Lott 3 Professors and doctors should be looking for students that have enhanced social skills. In the article, “The Doctor Will See You –- If You are Quick,” the author acknowledges that “Medical schools have traditionally put a premium on recruiting students who test well, but testing well doesn't guarantee the social skills to listen to patients” (Brownlee 1). If physical therapists look for specific social qualities in another student, then the physical therapist should have no problem with patients who feel unwelcome. The physical therapist needs to be able to communicate with a patient even if the patient does not do what they are told. Noncompliant patients are the most difficult patients to cope with as a therapist. Noncompliant patents bring the fault on themselves. Patients who are not doing their at-home therapy can cause long term difficulties. In the article, “Why Treat Noncompliant Patients?,” Nir Eyal explains that “[p]atients’ medical conditions can result from their own avoidable risk taking. Some lung diseases result from avoidable smoking and some traffic accidents result from victims’ reckless driving” (Eyal 572). Eyal explains that some noncompliant patients may cause themselves the problem, and this can cause the physical therapist to look bad. Although noncompliant patients are the worst to manage, they are still patients and should be respected. Most doctors care about their patients who do what they are told; however, the ones who do not do their at-home therapy doctors will only worry about the patient of that patient. The decent minimum is the manner most therapists agree to be the best way to treat a noncompliant patient. In “Why Treat Noncompliant Patients?,” Eyal explains that the“popular account is that protecting everyone’s “decent minimum,” their basic needs” (Eyal 572). Patients that are not willing to help themselves can only be helped so much, enough to address their “basic needs.” However, noncompliant patients should not be ignored because of their own laziness.

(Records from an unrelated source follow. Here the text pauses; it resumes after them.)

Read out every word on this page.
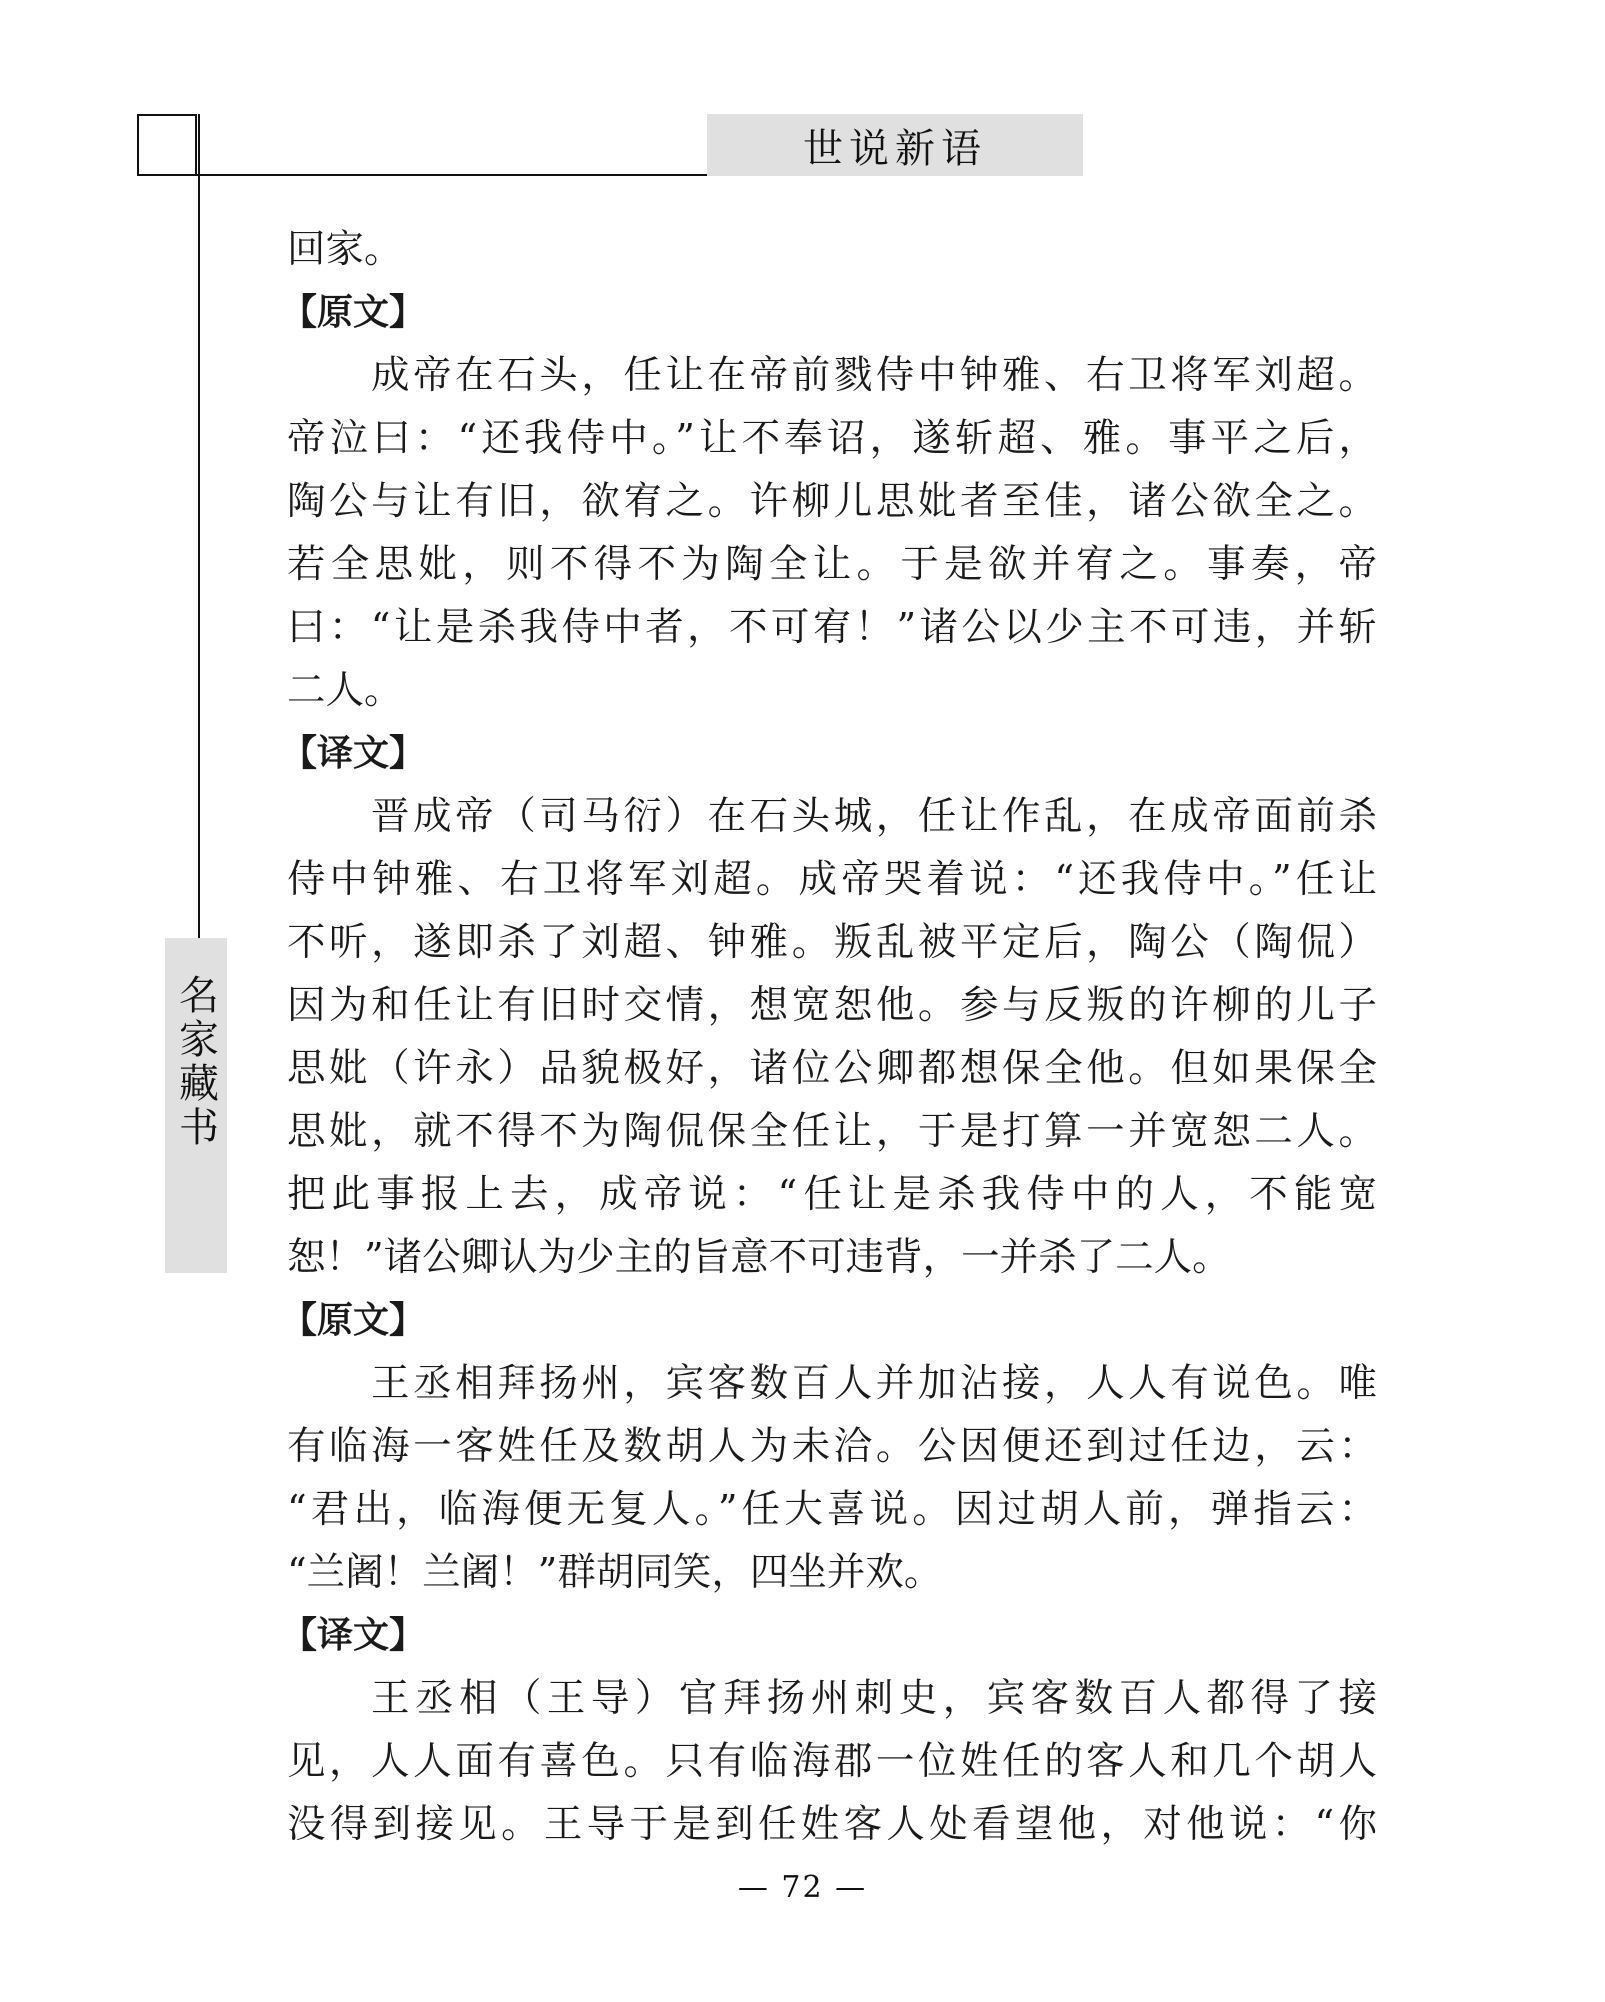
世说新语
名家藏书

回家。

【原文】

成帝在石头，任让在帝前戮侍中钟雅、右卫将军刘超。

帝泣曰：“还我侍中。”让不奉诏，遂斩超、雅。事平之后，

陶公与让有旧，欲宥之。许柳儿思妣者至佳，诸公欲全之。

若全思妣，则不得不为陶全让。于是欲并宥之。事奏，帝

曰：“让是杀我侍中者，不可宥！”诸公以少主不可违，并斩

二人。

【译文】

晋成帝（司马衍）在石头城，任让作乱，在成帝面前杀

侍中钟雅、右卫将军刘超。成帝哭着说：“还我侍中。”任让

不听，遂即杀了刘超、钟雅。叛乱被平定后，陶公（陶侃）

因为和任让有旧时交情，想宽恕他。参与反叛的许柳的儿子

思妣（许永）品貌极好，诸位公卿都想保全他。但如果保全

思妣，就不得不为陶侃保全任让，于是打算一并宽恕二人。

把此事报上去，成帝说：“任让是杀我侍中的人，不能宽

恕！”诸公卿认为少主的旨意不可违背，一并杀了二人。

【原文】

王丞相拜扬州，宾客数百人并加沾接，人人有说色。唯

有临海一客姓任及数胡人为未洽。公因便还到过任边，云：

“君出，临海便无复人。”任大喜说。因过胡人前，弹指云：

“兰阇！兰阇！”群胡同笑，四坐并欢。

【译文】

王丞相（王导）官拜扬州刺史，宾客数百人都得了接

见，人人面有喜色。只有临海郡一位姓任的客人和几个胡人

没得到接见。王导于是到任姓客人处看望他，对他说：“你

— 72 —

Lott 4 Physical therapy is a field of many advantages; however, there are also a few faults. Physical therapists have problems with insurance, doctor availability, and the largest problem, noncompliant patients. Physical therapists should not have to deal with and cope with patients who are noncompliant patients, but they do. However, insurance is a different story. Physical therapy is a great field for a people who enjoy hands-on activities and people who enjoy a persons company.

Lott 5 Work Cited Barbara A. Leggett, et al. "Intergroup Communication Between Hospital Doctors: Implications For Quality Of Patient Care." Social Science & Medicine 69.12 (2009): 1732-1740. Academic Search Premier. Web. 13 Sept. 2012 Brownlee, Shannon. "The Doctor Will See You--If You're Quick." Newsweek 159.17/18 (2012): 46-50. Academic Search Premier. Web. 13 Sept. 2012. Eyal, Nir. "Why Treat Noncompliant Patients? Beyond The Decent Minimum Account." Journal Of Medicine & Philosophy 36.6 (2011): 572-588. Academic Search Premier. Web. 13 Sept. 2012 Mo Chunyan, et al. "The Problems And Solutions To The Building Of The New-Type Rural Cooperative Medical Workforce." Asian Social Science 7.9 (2011): 78-85. Academic Search Premier. Web. 13 Sept. 2012.